2005 Susan Balch Poster

A new flock of baby chicks, two beautiful hens (one of whom was at the Common Ground Country Fair) and a crowing rooster: This year’s winning design for the Common Ground poster, T-shirts, tote bags, cover of the Fairbook issue of The Maine Organic Farmer & Gardener, and other products was Susan Balch’s second submission to the contest – and her second win.

In 2002, Balch’s “Dancing Corn” design, with its gorgeous, natural colors and fruitful but frivolous feel, caught the design judges’ attention. This year they loved her poultry scene.

The 2005 design had been incubating in Balch’s mind since 2001, when “the idea had already hatched to do a chicken design.” Her friend, the late Ted Williams, had kept chickens for years, giving them such plucky names as “Loco Weed” and “Jacob with His Coat of Many Colors.” Balch was inspired by their various personalities when she visited Williams.

She tried to transform her idea into art, but kept discarding the attempts … until last year, when “I finally decided how I would do it.” The linoleum cut design, handpainted with watercolor on rice paper, came out “just beautiful.”

The hen on the right is one that Balch saw at the 2002 Common Ground Fair, and the other is from a book called Living with Chickens: Everything You Need to Know to Raise Your Own Backyard Flock, by Jay Rossier and Geoff Hansen (photographer). “I bought [the book] because of the pictures of chickens [in it]. After I bought and read it, I lent it to people. It’s a wonderful, delightful book, if anybody ever wanted to raise chickens.” Models for the flock of little chicks came from that book and USDA pamphlets.
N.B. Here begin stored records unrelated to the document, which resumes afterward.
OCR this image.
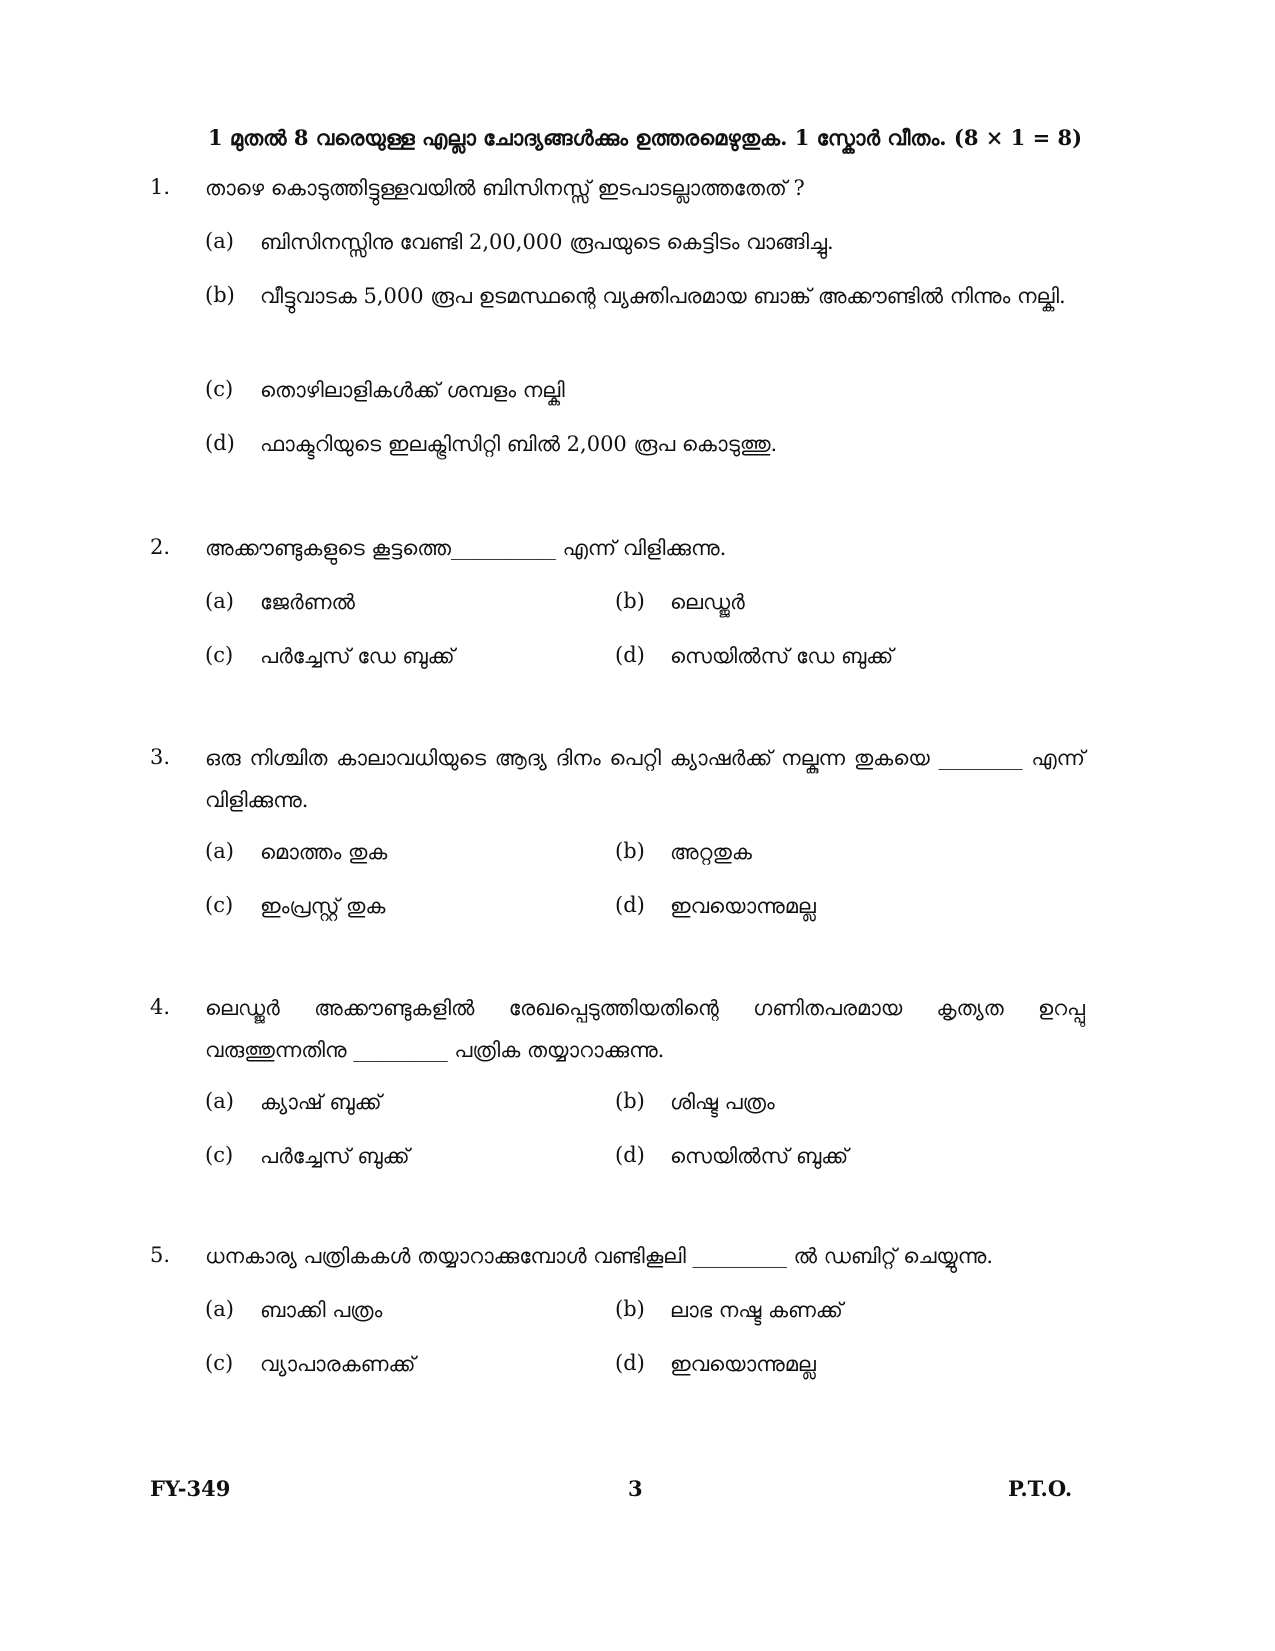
1 മുതൽ 8 വരെയുള്ള എല്ലാ ചോദ്യങ്ങൾക്കും ഉത്തരമെഴുതുക. 1 സ്കോർ വീതം. (8 × 1 = 8)
1. താഴെ കൊടുത്തിട്ടുള്ളവയിൽ ബിസിനസ്സ് ഇടപാടല്ലാത്തതേത് ?
(a) ബിസിനസ്സിനു വേണ്ടി 2,00,000 രൂപയുടെ കെട്ടിടം വാങ്ങിച്ചു.
(b) വീട്ടുവാടക 5,000 രൂപ ഉടമസ്ഥന്റെ വ്യക്തിപരമായ ബാങ്ക് അക്കൗണ്ടിൽ നിന്നും നല്കി.
(c) തൊഴിലാളികൾക്ക് ശമ്പളം നല്കി
(d) ഫാക്ടറിയുടെ ഇലക്ട്രിസിറ്റി ബിൽ 2,000 രൂപ കൊടുത്തു.
2. അക്കൗണ്ടുകളുടെ കൂട്ടത്തെ__________ എന്ന് വിളിക്കുന്നു.
(a) ജേർണൽ	(b) ലെഡ്ജർ
(c) പർച്ചേസ് ഡേ ബുക്ക്	(d) സെയിൽസ് ഡേ ബുക്ക്
3. ഒരു നിശ്ചിത കാലാവധിയുടെ ആദ്യ ദിനം പെറ്റി ക്യാഷർക്ക് നല്കുന്ന തുകയെ ________ എന്ന് വിളിക്കുന്നു.
(a) മൊത്തം തുക	(b) അറ്റതുക
(c) ഇംപ്രസ്റ്റ് തുക	(d) ഇവയൊന്നുമല്ല
4. ലെഡ്ജർ അക്കൗണ്ടുകളിൽ രേഖപ്പെടുത്തിയതിന്റെ ഗണിതപരമായ കൃത്യത ഉറപ്പു വരുത്തുന്നതിനു _________ പത്രിക തയ്യാറാക്കുന്നു.
(a) ക്യാഷ് ബുക്ക്	(b) ശിഷ്ട പത്രം
(c) പർച്ചേസ് ബുക്ക്	(d) സെയിൽസ് ബുക്ക്
5. ധനകാര്യ പത്രികകൾ തയ്യാറാക്കുമ്പോൾ വണ്ടികൂലി _________ ൽ ഡബിറ്റ് ചെയ്യുന്നു.
(a) ബാക്കി പത്രം	(b) ലാഭ നഷ്ട കണക്ക്
(c) വ്യാപാരകണക്ക്	(d) ഇവയൊന്നുമല്ല
FY-349	3	P.T.O.
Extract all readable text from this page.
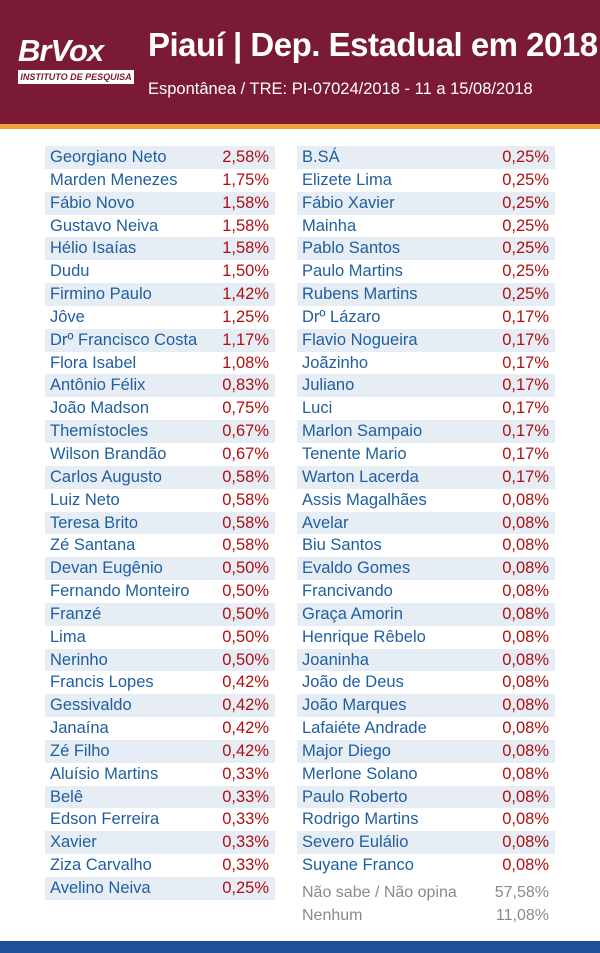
BrVox
INSTITUTO DE PESQUISA
Piauí | Dep. Estadual em 2018
Espontânea / TRE: PI-07024/2018 - 11 a 15/08/2018
Georgiano Neto	2,58%
Marden Menezes	1,75%
Fábio Novo	1,58%
Gustavo Neiva	1,58%
Hélio Isaías	1,58%
Dudu	1,50%
Firmino Paulo	1,42%
Jôve	1,25%
Drº Francisco Costa 1,17%
Flora Isabel	1,08%
Antônio Félix	0,83%
João Madson	0,75%
Themístocles	0,67%
Wilson Brandão	0,67%
Carlos Augusto	0,58%
Luiz Neto	0,58%
Teresa Brito	0,58%
Zé Santana	0,58%
Devan Eugênio	0,50%
Fernando Monteiro 0,50%
Franzé	0,50%
Lima	0,50%
Nerinho	0,50%
Francis Lopes	0,42%
Gessivaldo	0,42%
Janaína	0,42%
Zé Filho	0,42%
Aluísio Martins	0,33%
Belê	0,33%
Edson Ferreira	0,33%
Xavier	0,33%
Ziza Carvalho	0,33%
Avelino Neiva	0,25%
B.SÁ	0,25%
Elizete Lima	0,25%
Fábio Xavier	0,25%
Mainha	0,25%
Pablo Santos	0,25%
Paulo Martins	0,25%
Rubens Martins	0,25%
Drº Lázaro	0,17%
Flavio Nogueira	0,17%
Joãzinho	0,17%
Juliano	0,17%
Luci	0,17%
Marlon Sampaio	0,17%
Tenente Mario	0,17%
Warton Lacerda	0,17%
Assis Magalhães	0,08%
Avelar	0,08%
Biu Santos	0,08%
Evaldo Gomes	0,08%
Francivando	0,08%
Graça Amorin	0,08%
Henrique Rêbelo	0,08%
Joaninha	0,08%
João de Deus	0,08%
João Marques	0,08%
Lafaiéte Andrade	0,08%
Major Diego	0,08%
Merlone Solano	0,08%
Paulo Roberto	0,08%
Rodrigo Martins	0,08%
Severo Eulálio	0,08%
Suyane Franco	0,08%
Não sabe / Não opina 57,58%
Nenhum	11,08%
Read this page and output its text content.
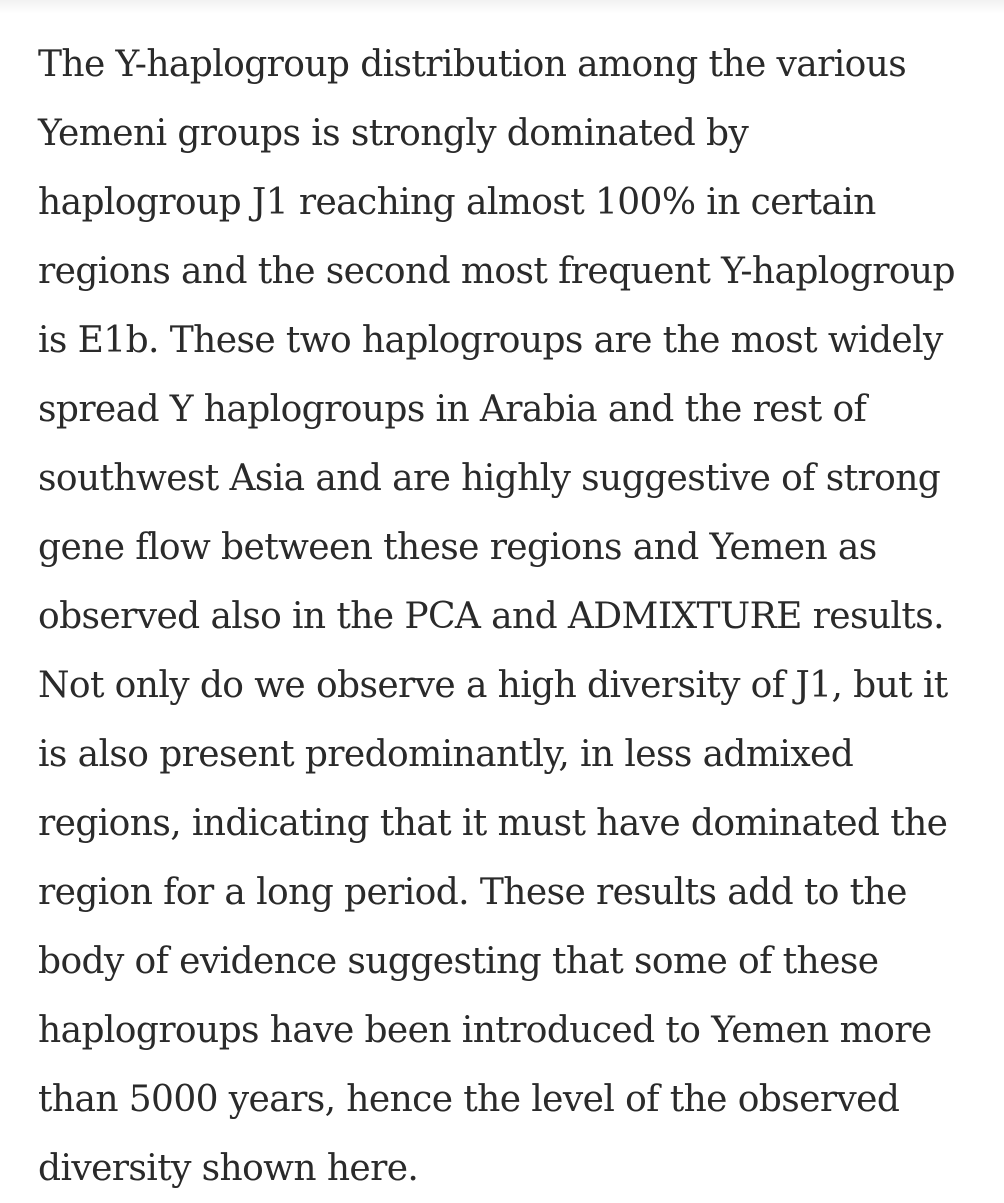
The Y-haplogroup distribution among the various
Yemeni groups is strongly dominated by
haplogroup J1 reaching almost 100% in certain
regions and the second most frequent Y-haplogroup
is E1b. These two haplogroups are the most widely
spread Y haplogroups in Arabia and the rest of
southwest Asia and are highly suggestive of strong
gene flow between these regions and Yemen as
observed also in the PCA and ADMIXTURE results.
Not only do we observe a high diversity of J1, but it
is also present predominantly, in less admixed
regions, indicating that it must have dominated the
region for a long period. These results add to the
body of evidence suggesting that some of these
haplogroups have been introduced to Yemen more
than 5000 years, hence the level of the observed
diversity shown here.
The rooster was inspired by a small photo accompanying an article about the way roosters crow to attract hens, and the hens just don’t care. “That is not what does it for the hens,” says Balch with a laugh, recalling the article. “I just thought that was a funny article, and it had a beautiful picture of a rooster.”

Susan Balch
Susan Balch

Once her work was done, Balch “thought I had a chance to win. I knew [the design] would look good on a poster.”

A true back-to-the-lander, Balch came from Maryland to Swanville, Maine, in 1971 after answering an ad in a newspaper to help someone build a house – despite the fact that she had no house building experience. After that job, she built the initial part of her own home, with free labor from friends, for $3,000 in the late ’70s. She added an art studio and a “real bathroom” later, after “many years with nothing but an indoor hand pump.”

Art was part of her life all this time. She did wood and linoleum block prints that she then hand painted with watercolors – a very labor-intensive process that never enabled her to earn her entire living through art, and a time-consuming process that she felt was throwing her life out of balance, not leaving time for friends and gardening. So, about 10 years ago, she started working at Liberty Graphics and has been there ever since.

“I enjoy going to work,” she says. She is the only hand color-separator there (one other person separates colors on a computer), where she breaks down pictures into 10 or fewer colors so that the colors can be printed on top of each other. “It’s like undoing a painting,” she comments, adding that the work suits her perfectly. “Most printing these days is four-color process printing. It doesn’t have the fine quality look that using 10 colors and fine detail separation, getting all the gradations in color, does.” She has also designed T-shirts for Liberty Graphics. Common Ground fairgoers and MOF&G readers may recall her “Starting from Seed” and “Healing Herbs” designs, which have been featured on the back page of The MOF&G in Liberty Graphics’ ads.

When she isn’t doing art on paper or fabric, Balch is designing in her small flower and vegetable garden. “It’s like a French country garden,” she says, with flowers interplanted among vegetables. “It’s a work of art. Well, I try. It’s an artistic endeavor.”